8 Dinge, die ich mit 15 gerne über Sex gewusst hätte

Dann hätte der Weg zu Sex, der Spaß macht, nicht gar so lang gedauert.

Ein kleiner Rückblick in die Vergangenheit: Sexualkunde in der Schule. Wir erinnern uns an (wahrscheinlich inkorrekte) anatomische Zeichnungen von Fortpflanzungsorganen und (wahrscheinlich inkorrekte) Bezeichnungen eines Vorgangs mit dem einzigen Ziel der Zeugung eines Kindes. Aufklärungsgespräche mit den Eltern?
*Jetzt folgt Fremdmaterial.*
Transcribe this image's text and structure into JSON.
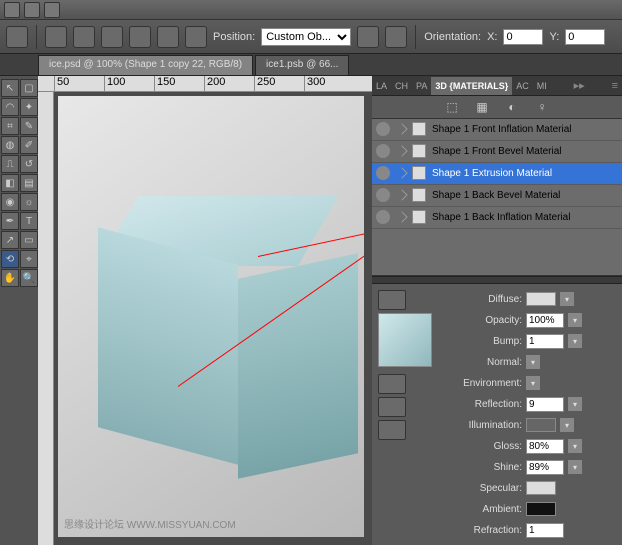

Wenn unsere Elterngeneration über Sex gesprochen hat - wenn überhaupt ein Wort darüber verloren wurde -, dann wurden Begriffe wie Vagina, Sperma oder Penis mehr geflüstert als selbstbewusst ausgesprochen. Mit dem Ergebnis, dass man nach einem solchen Sex-Talk-Fiasko mit Mama oder Papa nie wieder drüber reden wollte.

Soviel zur Sexualerziehung der Kinder der frühen 80er Jahre. Von Vergnügen, Gefühlen, Konsens, Selbstbefriedigung, gleichgeschlechtlichem und Safer Sex war so gut wie nie die Rede. Bei manchen übernahm das Dr. Sommer in der Bravo, andere hatten das Glück, sich mit ihren ersten PartnerInnen langsam heranzutasten.

Der Weg zu einem erfüllten Sexleben für alle, die Sex haben wollen, wäre bestimmt kürzer gewesen, wenn wir die folgenden Dinge schon viel früher gewusst hätten:

1. Sexuelle Anziehung ist nicht gleich Liebe

Sondern eine ganz andere Geschichte. Deshalb können wir großartigen Sex mit Menschen haben, die wir nicht lieben, und nicht so tollen Sex mit jemandem, den oder die wir lieben. Es ist in jedem Fall den Versuch wert, zu schauen, ob man sich in die Toller-Sex-Person verlieben kann (wenn man mehr möchte) und die sexuelle Beziehung mit dem geliebten Menschen gemeinsam zu verbessern. Verwechseln sollte man die beiden Dinge aber nie.

2. Sex ist ein Mysterium: Er fühlt sich nie gleich an

Und kann bei und mit jedem Menschen anders aussehen. Sex kann sich auch mit einer bestimmten Person immer wieder anders anfühlen, sexuelle Vorlieben können sich ändern. Und: Penetration ist nicht immer Teil von Sex.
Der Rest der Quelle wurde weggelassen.